Yvette Chauviré (1917-2016) est une danseuse étoile française, figure majeure de l'histoire de la danse classique au XXe siècle. Formée à l'École de Danse de l'Opéra national de Paris, elle est la seule ballerine française à avoir reçu le titre de prima ballerina assoluta. Muse de Serge Lifar et interprète de référence de Giselle, elle a consacré la seconde partie de sa vie à la transmission du style français aux générations suivantes d'étoiles.
Biographie
1917. Yvette Adrienne Chauviré naît le 22 avril dans le 14e arrondissement de Paris. Elle manifeste très tôt des aptitudes exceptionnelles pour le mouvement, ce qui lui permet d’intégrer l’école de danse de l’Opéra de Paris en 1927, à l’âge de dix ans.
1929. À seulement douze ans, elle se fait remarquer lors de la création de L’Éventail de Jeanne, un ballet collaboratif impliquant le Groupe des Six. Bien qu’elle ne soit pas officiellement l’élève de Carlotta Zambelli, elle passe des heures à observer ses cours en cachette. Elle confiera plus tard avoir « photocopié » avec ses yeux les enseignements de la maîtresse italienne pour s’approprier la précision de sa technique.

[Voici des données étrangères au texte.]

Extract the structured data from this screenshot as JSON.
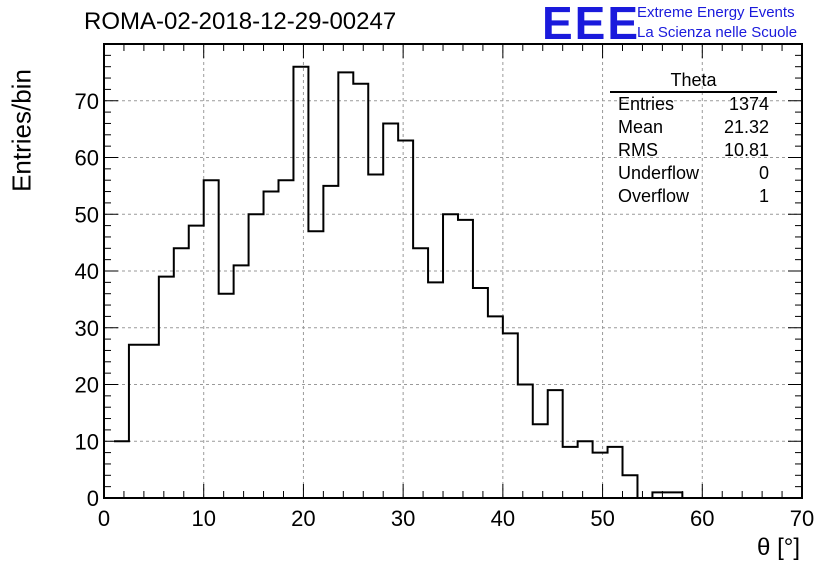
{
  "title": "ROMA-02-2018-12-29-00247",
  "logo": {
    "mark": "EEE",
    "line1": "Extreme Energy Events",
    "line2": "La Scienza nelle Scuole",
    "color": "#1a1adc"
  },
  "stats": {
    "name": "Theta",
    "rows": [
      {
        "label": "Entries",
        "value": "1374"
      },
      {
        "label": "Mean",
        "value": "21.32"
      },
      {
        "label": "RMS",
        "value": "10.81"
      },
      {
        "label": "Underflow",
        "value": "0"
      },
      {
        "label": "Overflow",
        "value": "1"
      }
    ]
  },
  "chart_data": {
    "type": "histogram",
    "title": "ROMA-02-2018-12-29-00247",
    "xlabel": "θ [°]",
    "ylabel": "Entries/bin",
    "xlim": [
      0,
      70
    ],
    "ylim": [
      0,
      80
    ],
    "xticks": [
      0,
      10,
      20,
      30,
      40,
      50,
      60,
      70
    ],
    "yticks": [
      0,
      10,
      20,
      30,
      40,
      50,
      60,
      70
    ],
    "grid": true,
    "bin_width": 1.5,
    "bin_start": 1.0,
    "values": [
      10,
      27,
      27,
      39,
      44,
      48,
      56,
      36,
      41,
      50,
      54,
      56,
      76,
      47,
      55,
      75,
      73,
      57,
      66,
      63,
      44,
      38,
      50,
      49,
      37,
      32,
      29,
      20,
      13,
      19,
      9,
      10,
      8,
      9,
      4,
      0,
      1,
      1,
      0
    ],
    "line_color": "#000000"
  }
}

1934. Elle intègre le corps de ballet de l’Opéra de Paris sous la direction de Serge Lifar. Sa progression est fulgurante : elle saute l’échelon de coryphée en 1935 pour devenir petit sujet, puis grand sujet en 1937. Cette même année, elle accède à la notoriété internationale grâce au film La Mort du cygne de Jean Benoît-Lévy, où elle incarne une jeune danseuse. Sa performance lui vaut de faire la couverture du magazine Life en 1938.
1941. Le 31 décembre, après la première représentation du ballet Istar, Serge Lifar la nomme danseuse étoile. Elle a vingt-quatre ans. Durant l’Occupation, elle continue de se produire à Paris, tout en perfectionnant son lyrisme auprès des professeurs russes Boris Kniaseff et Victor Gsovsky.
« Il faut pouvoir le FAIRE, techniquement. Mais cette technique ne doit jamais être visible. Le grand art, c’est de simplifier, au sein de la plus grande difficulté technique, pour trouver le fil de vérité, le fil d’argent que nous devons suivre. »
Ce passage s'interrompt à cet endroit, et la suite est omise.